NEW YORK--(BUSINESS WIRE)--DA32 Life Science Tech Acquisition Corp. (Nasdaq: DALS) today announced that its board of directors (the “Board”) has determined to redeem all of its outstanding shares of Class A common stock (the “Public Shares”), effective as of July 28, 2023, because the Company will not consummate an initial business combination within the time period required by its amended and restated certificate of incorporation.
As of the close of business on July 28, 2023, the Public Shares will be deemed cancelled and will represent only the rights to receive the per-share redemption price of approximately $10.31 (after taking into account the removal of a portion of the accrued interest in the trust account to pay taxes and $100,000 for dissolution expenses).
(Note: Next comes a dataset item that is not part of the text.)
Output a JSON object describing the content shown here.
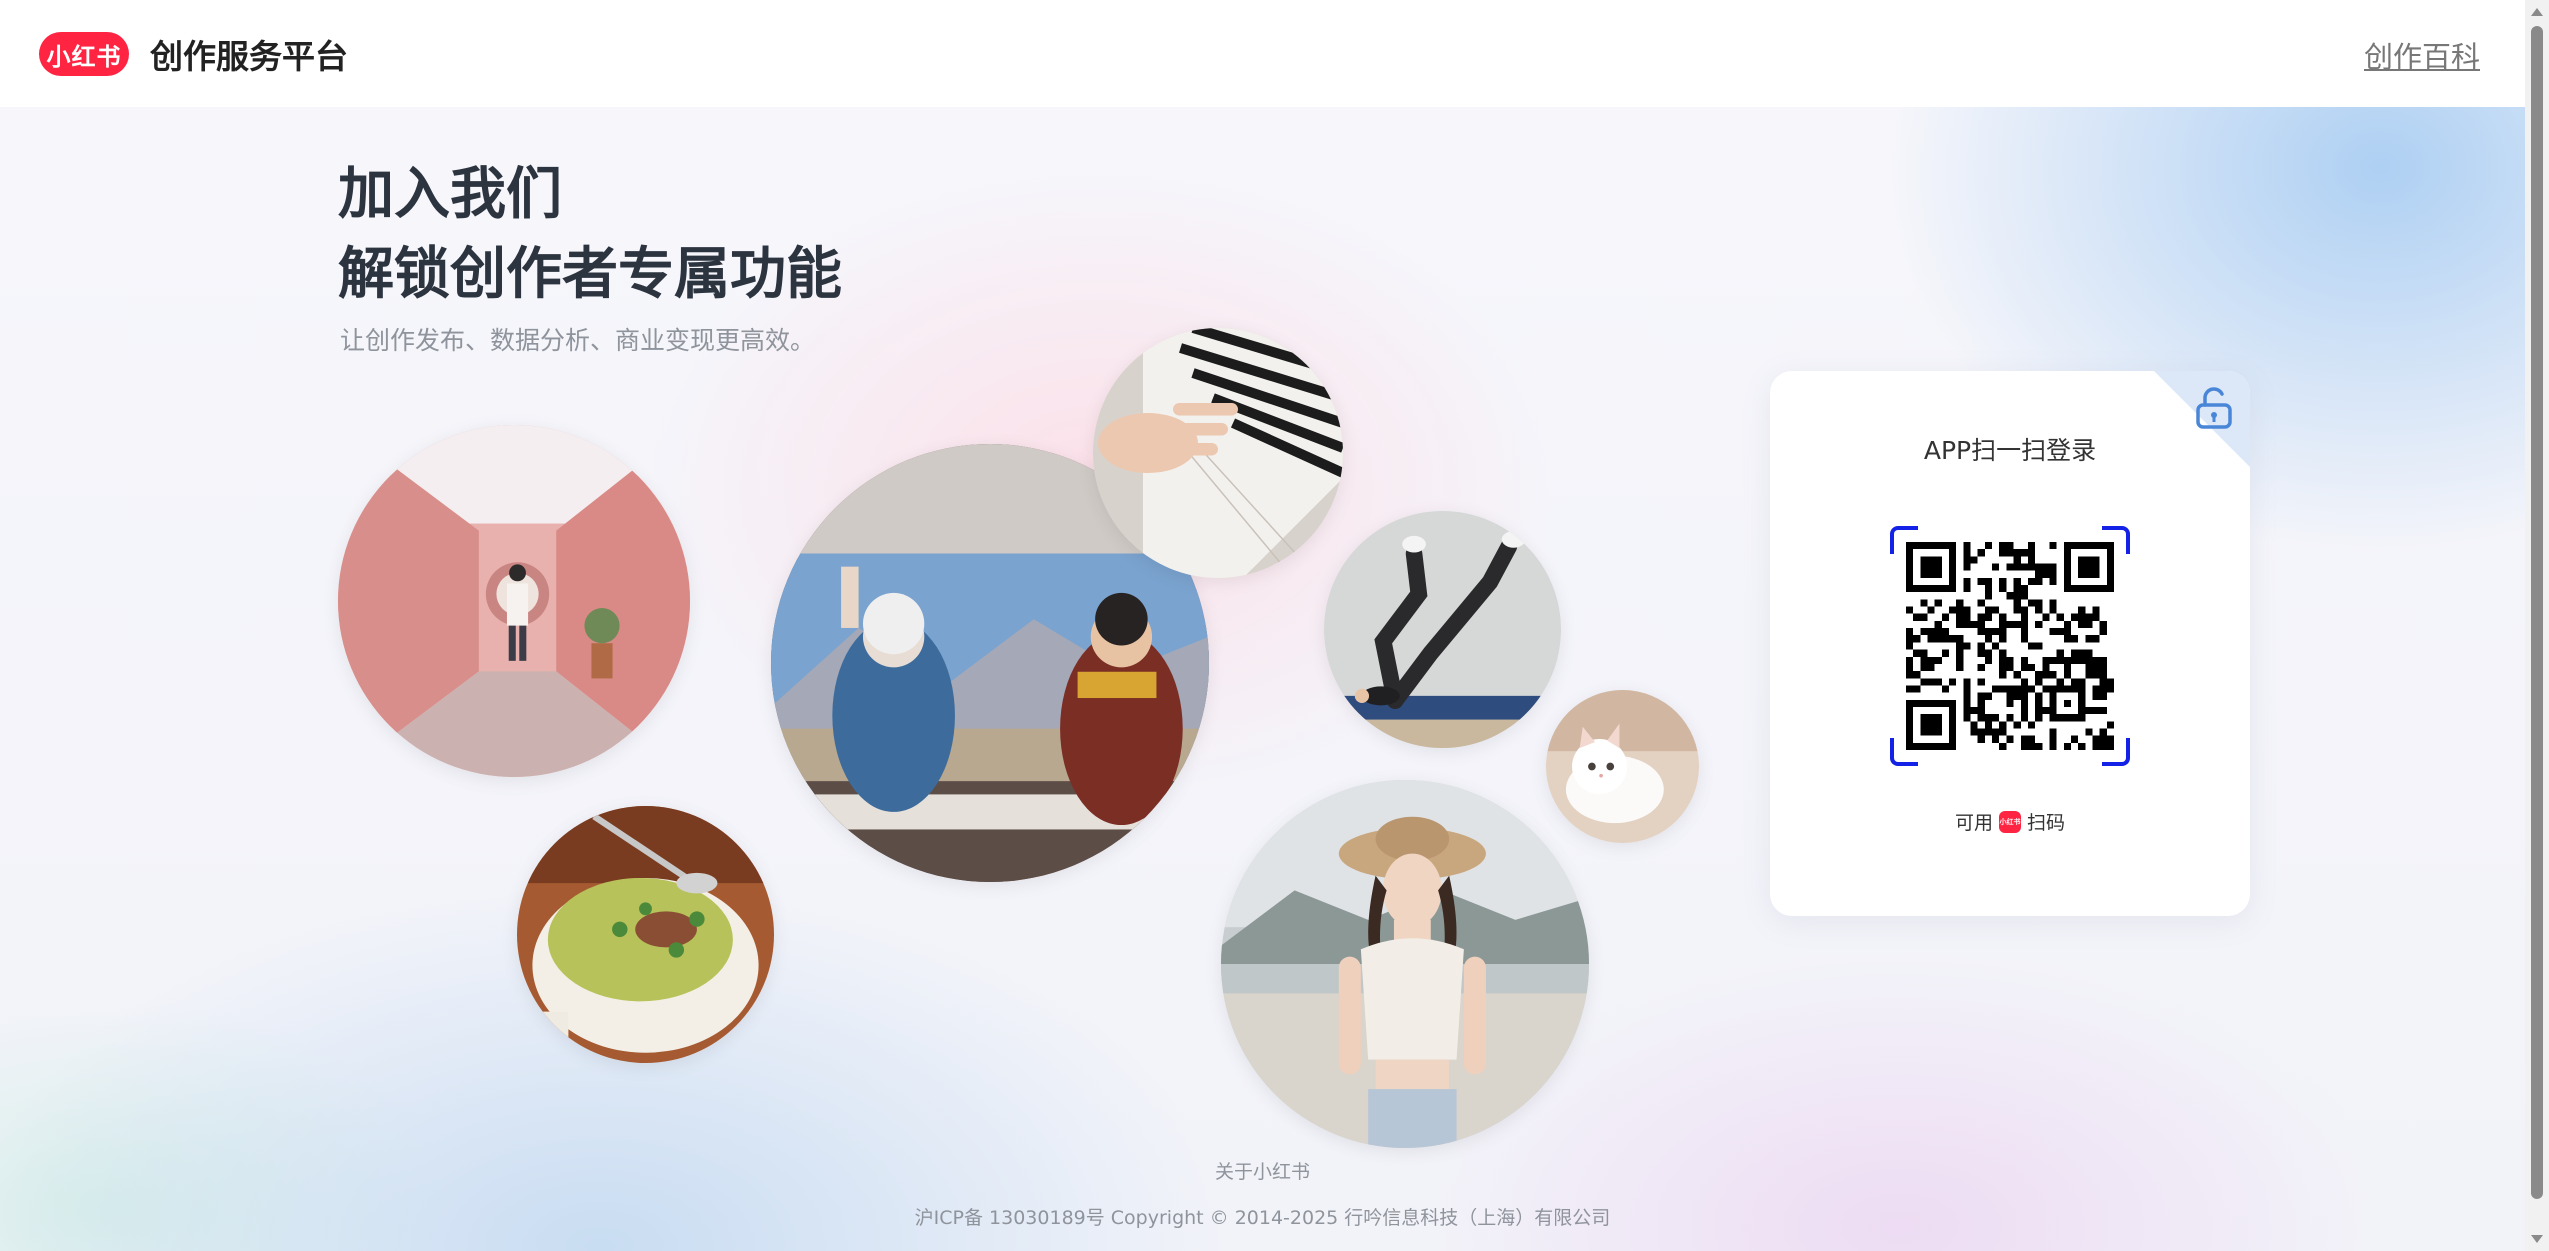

In order to provide for the disbursement of funds from the trust account, the Company will instruct the trustee of the trust account to take all necessary actions to liquidate the trust account. The proceeds of the trust account will be held in a non-interest bearing account while awaiting disbursement to the holders of the Public Shares. Record holders may redeem their shares for their pro rata portion of the proceeds of the trust account upon presentation of their respective shares or other delivery of their shares to Continental Stock Transfer & Trust Company, the Company’s transfer agent. Beneficial owners of Public Shares held in “street name,” however, will not need to take any action in order to receive the redemption amount. The redemption of the Public Shares is expected to be completed within ten business days after July 28, 2023.
The Company’s initial shareholders have waived their redemption rights with respect to the outstanding shares of Class B common stock issued prior to the Company’s initial public offering.
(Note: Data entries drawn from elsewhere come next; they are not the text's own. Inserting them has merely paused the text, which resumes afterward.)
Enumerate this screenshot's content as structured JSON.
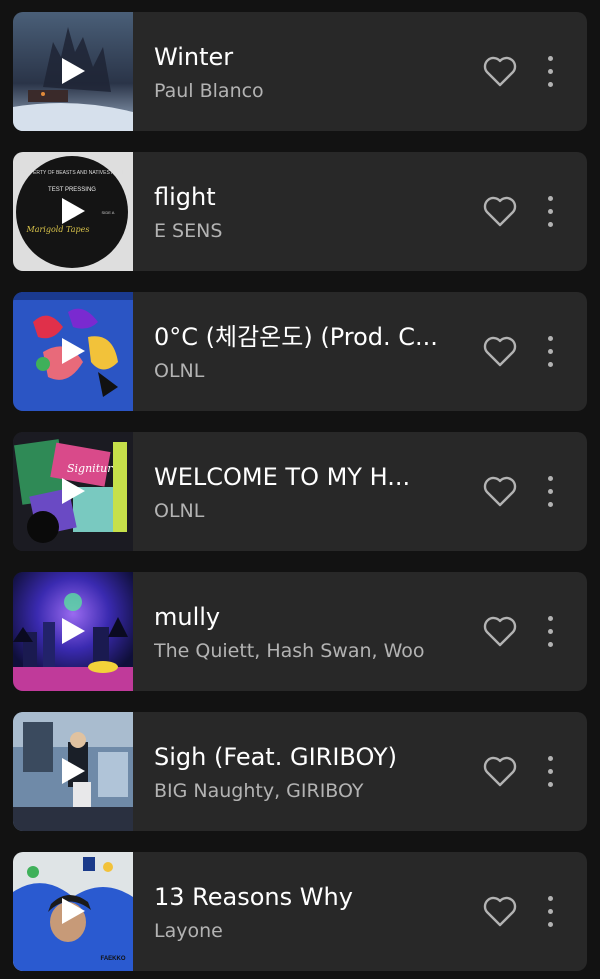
{
  "tracks": [
    {
      "title": "Winter",
      "artist": "Paul Blanco",
      "art": "winter-cover"
    },
    {
      "title": "flight",
      "artist": "E SENS",
      "art": "vinyl-test-pressing-cover",
      "art_text": {
        "top": "PROPERTY OF\nBEASTS AND NATIVES ALIKE",
        "label": "TEST PRESSING",
        "side": "SIDE A",
        "script": "Marigold Tapes"
      }
    },
    {
      "title": "0°C (체감온도) (Prod. C...",
      "artist": "OLNL",
      "art": "abstract-blue-cover"
    },
    {
      "title": "WELCOME TO MY H...",
      "artist": "OLNL",
      "art": "signiture-collage-cover",
      "art_text": {
        "sticker": "Signiture"
      }
    },
    {
      "title": "mully",
      "artist": "The Quiett, Hash Swan, Woo",
      "art": "neon-city-cover"
    },
    {
      "title": "Sigh (Feat. GIRIBOY)",
      "artist": "BIG Naughty, GIRIBOY",
      "art": "photo-room-cover"
    },
    {
      "title": "13 Reasons Why",
      "artist": "Layone",
      "art": "blue-jacket-cover",
      "art_text": {
        "logo": "FAEKKO"
      }
    }
  ],
  "colors": {
    "card": "#282828",
    "background": "#121212",
    "subtitle": "#b3b3b3"
  }
}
The Company expects that Nasdaq will file a Form 25 with the United States Securities and Exchange Commission (the “SEC”) to delist its securities. The Company thereafter expects to file a Form 15 with the SEC to terminate the registration of its securities under the Securities Exchange Act of 1934, as amended.
This press release may include “forward-looking statements” within the meaning of Section 27A of the Securities Act of 1933, as amended, and Section 21E of the Securities Exchange Act of 1934, as amended. All statements other than statements of historical fact included in this press release are forward-looking statements, including, without limitation, the redemption of the Public Shares and the per-share redemption price. When used in this press release, words such as “anticipate,” “believe,” “estimate,” “expect,” “intend” and similar expressions, as they relate to us or our management team, identify forward-looking statements. Such forward-looking statements are based on the beliefs of management, as well as assumptions made by, and information currently available to, the Company’s management. Actual results could differ materially from those contemplated by the forward-looking statements as a result of certain factors detailed in the Company’s filings with the SEC. All subsequent written or oral forward-looking statements attributable to us or persons acting on our behalf are qualified in their entirety by this paragraph. Forward-looking statements are subject to numerous conditions, many of which are beyond the control of the Company, including those set forth in the Risk Factors section of the Company’s latest Annual Report on Form 10-K and subsequent Quarterly Reports on Form 10-Q filed with the SEC. The Company undertakes no obligation to update these statements for revisions or changes after the date of this release, except as required by law.